La bibliothèque libre.
Éditions Georges Crès et Cie (p. 133-·).


CHAPITRE VIII

LETTRE                         
À M. JOËL JOZE
INVENTEUR-DIRECTEUR DES GRANDS          
                                 VOYAGES EN KALÉIDOSCOPE
                                                                 — PARIS —
Mercredi 17 mars

Je vous félicite, mon cher Ami, quel succès ! Bravo ! — Comme moi, vous volez de victoire en victoire. Cela me plaît. « Pour le triomphe » C’est ma devise — Vous le savez

Et vous ? Que devenez-vous ? Fortune et Kaléidoscope mis à part ?

Conservez-vous l’emblème que je vous ai donné au début de notre amitié ?

Un poing fermé tenant la foudre.

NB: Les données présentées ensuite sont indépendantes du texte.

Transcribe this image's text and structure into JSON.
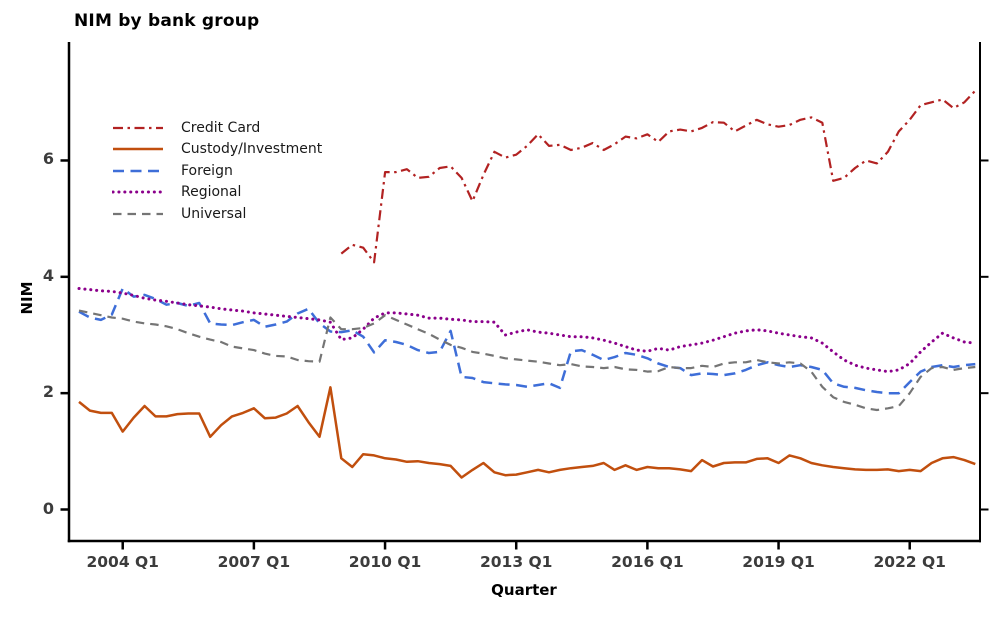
{
  "chart": {
    "title": "NIM by bank group",
    "xlabel": "Quarter",
    "ylabel": "NIM"
  },
  "chart_data": {
    "type": "line",
    "title": "NIM by bank group",
    "xlabel": "Quarter",
    "ylabel": "NIM",
    "x_unit": "quarter",
    "x_start": "2003 Q1",
    "x_end": "2023 Q3",
    "n_points": 83,
    "x_tick_labels": [
      "2004 Q1",
      "2007 Q1",
      "2010 Q1",
      "2013 Q1",
      "2016 Q1",
      "2019 Q1",
      "2022 Q1"
    ],
    "x_tick_indices": [
      4,
      16,
      28,
      40,
      52,
      64,
      76
    ],
    "y_tick_labels": [
      "0",
      "2",
      "4",
      "6"
    ],
    "y_ticks": [
      0,
      2,
      4,
      6
    ],
    "ylim": [
      -0.55,
      8.05
    ],
    "grid": false,
    "legend_position": "upper-left-inside",
    "series": [
      {
        "name": "Credit Card",
        "color": "#B22222",
        "style": "dashdot",
        "values": [
          null,
          null,
          null,
          null,
          null,
          null,
          null,
          null,
          null,
          null,
          null,
          null,
          null,
          null,
          null,
          null,
          null,
          null,
          null,
          null,
          null,
          null,
          null,
          null,
          4.4,
          4.55,
          4.5,
          4.25,
          5.8,
          5.8,
          5.85,
          5.7,
          5.72,
          5.87,
          5.9,
          5.7,
          5.3,
          5.75,
          6.15,
          6.05,
          6.1,
          6.25,
          6.45,
          6.25,
          6.27,
          6.18,
          6.22,
          6.3,
          6.18,
          6.28,
          6.41,
          6.38,
          6.45,
          6.32,
          6.5,
          6.53,
          6.5,
          6.56,
          6.66,
          6.65,
          6.5,
          6.6,
          6.7,
          6.62,
          6.58,
          6.61,
          6.7,
          6.74,
          6.65,
          5.65,
          5.7,
          5.87,
          6.0,
          5.95,
          6.15,
          6.5,
          6.7,
          6.95,
          7.0,
          7.05,
          6.9,
          7.0,
          7.2
        ]
      },
      {
        "name": "Custody/Investment",
        "color": "#C14F0E",
        "style": "solid",
        "values": [
          1.85,
          1.7,
          1.66,
          1.66,
          1.34,
          1.58,
          1.78,
          1.6,
          1.6,
          1.64,
          1.65,
          1.65,
          1.25,
          1.45,
          1.6,
          1.66,
          1.74,
          1.57,
          1.58,
          1.65,
          1.78,
          1.5,
          1.25,
          2.1,
          0.88,
          0.73,
          0.95,
          0.93,
          0.88,
          0.86,
          0.82,
          0.83,
          0.8,
          0.78,
          0.75,
          0.55,
          0.68,
          0.8,
          0.64,
          0.59,
          0.6,
          0.64,
          0.68,
          0.64,
          0.68,
          0.71,
          0.73,
          0.75,
          0.8,
          0.68,
          0.76,
          0.68,
          0.73,
          0.71,
          0.71,
          0.69,
          0.66,
          0.85,
          0.74,
          0.8,
          0.81,
          0.81,
          0.87,
          0.88,
          0.8,
          0.93,
          0.88,
          0.8,
          0.76,
          0.73,
          0.71,
          0.69,
          0.68,
          0.68,
          0.69,
          0.66,
          0.68,
          0.66,
          0.8,
          0.88,
          0.9,
          0.85,
          0.78
        ]
      },
      {
        "name": "Foreign",
        "color": "#3E6ED8",
        "style": "long-dash",
        "values": [
          3.4,
          3.3,
          3.26,
          3.35,
          3.8,
          3.66,
          3.69,
          3.62,
          3.52,
          3.55,
          3.5,
          3.55,
          3.2,
          3.18,
          3.17,
          3.22,
          3.26,
          3.14,
          3.18,
          3.23,
          3.37,
          3.45,
          3.2,
          3.06,
          3.05,
          3.08,
          2.97,
          2.7,
          2.91,
          2.88,
          2.83,
          2.74,
          2.69,
          2.71,
          3.07,
          2.28,
          2.26,
          2.19,
          2.17,
          2.15,
          2.14,
          2.11,
          2.14,
          2.17,
          2.09,
          2.72,
          2.74,
          2.66,
          2.57,
          2.62,
          2.69,
          2.66,
          2.6,
          2.51,
          2.45,
          2.43,
          2.31,
          2.34,
          2.33,
          2.31,
          2.34,
          2.4,
          2.48,
          2.53,
          2.48,
          2.45,
          2.48,
          2.45,
          2.4,
          2.17,
          2.11,
          2.09,
          2.05,
          2.02,
          2.0,
          2.0,
          2.19,
          2.37,
          2.45,
          2.48,
          2.45,
          2.48,
          2.5
        ]
      },
      {
        "name": "Regional",
        "color": "#8B008B",
        "style": "dotted",
        "values": [
          3.8,
          3.78,
          3.76,
          3.75,
          3.72,
          3.68,
          3.63,
          3.6,
          3.58,
          3.55,
          3.52,
          3.5,
          3.48,
          3.45,
          3.43,
          3.41,
          3.38,
          3.36,
          3.34,
          3.32,
          3.3,
          3.28,
          3.26,
          3.22,
          2.92,
          2.95,
          3.1,
          3.29,
          3.38,
          3.38,
          3.36,
          3.34,
          3.29,
          3.29,
          3.27,
          3.26,
          3.23,
          3.23,
          3.22,
          3.0,
          3.05,
          3.09,
          3.05,
          3.03,
          3.0,
          2.97,
          2.97,
          2.95,
          2.91,
          2.86,
          2.8,
          2.74,
          2.72,
          2.77,
          2.74,
          2.8,
          2.83,
          2.86,
          2.91,
          2.97,
          3.03,
          3.07,
          3.09,
          3.07,
          3.03,
          3.0,
          2.97,
          2.95,
          2.86,
          2.71,
          2.57,
          2.48,
          2.43,
          2.4,
          2.37,
          2.4,
          2.51,
          2.71,
          2.88,
          3.03,
          2.95,
          2.88,
          2.86
        ]
      },
      {
        "name": "Universal",
        "color": "#757575",
        "style": "dash",
        "values": [
          3.42,
          3.38,
          3.34,
          3.3,
          3.28,
          3.23,
          3.2,
          3.18,
          3.15,
          3.1,
          3.03,
          2.97,
          2.92,
          2.88,
          2.8,
          2.77,
          2.74,
          2.68,
          2.64,
          2.63,
          2.57,
          2.55,
          2.54,
          3.3,
          3.1,
          3.1,
          3.12,
          3.2,
          3.34,
          3.26,
          3.18,
          3.1,
          3.02,
          2.92,
          2.83,
          2.78,
          2.71,
          2.68,
          2.64,
          2.6,
          2.58,
          2.56,
          2.54,
          2.51,
          2.48,
          2.5,
          2.46,
          2.45,
          2.43,
          2.45,
          2.41,
          2.4,
          2.37,
          2.38,
          2.45,
          2.43,
          2.43,
          2.47,
          2.45,
          2.51,
          2.53,
          2.53,
          2.57,
          2.53,
          2.51,
          2.53,
          2.51,
          2.37,
          2.11,
          1.93,
          1.85,
          1.8,
          1.74,
          1.71,
          1.74,
          1.78,
          2.0,
          2.28,
          2.43,
          2.45,
          2.4,
          2.43,
          2.45
        ]
      }
    ]
  }
}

Devise : J’ose !

Vous me compreniez dans ce temps-là !

Vous ne faisiez rien sans mes conseils.

Pourquoi faut-il que votre caractère extravagant, vos violences de langage, vos injustices, aient, un moment tout gâté entre nous ? N’en parlons plus. Je hais la mesquinerie. Sans phrases, je vous dis venez ! Venez, mon cher ami, vous trouverez chez moi un accueil digne de votre valeur.

J’ajoute une aile à mon Théâtre. Je veux ma salle de Kaleido. Je compte sur vous pour me l’installer. Avec les derniers perfectionnements.

Samedi soir je danse le Délire.

Vous m’avez vue dans Héracléa ? Et mon costume ? Composé par moi. Une splendeur ! Bakst, Barbier, n’ont jamais fait aussi bien.

Je suis fière de mon génie. Je le dis sans vanité.

Vous aussi, mon chez Joze, vous avez un immense talent. — Sous tous les rapports, le Kaléidoscope est inestimable. Vos actionnaires dans le ravissement. Encore bravo !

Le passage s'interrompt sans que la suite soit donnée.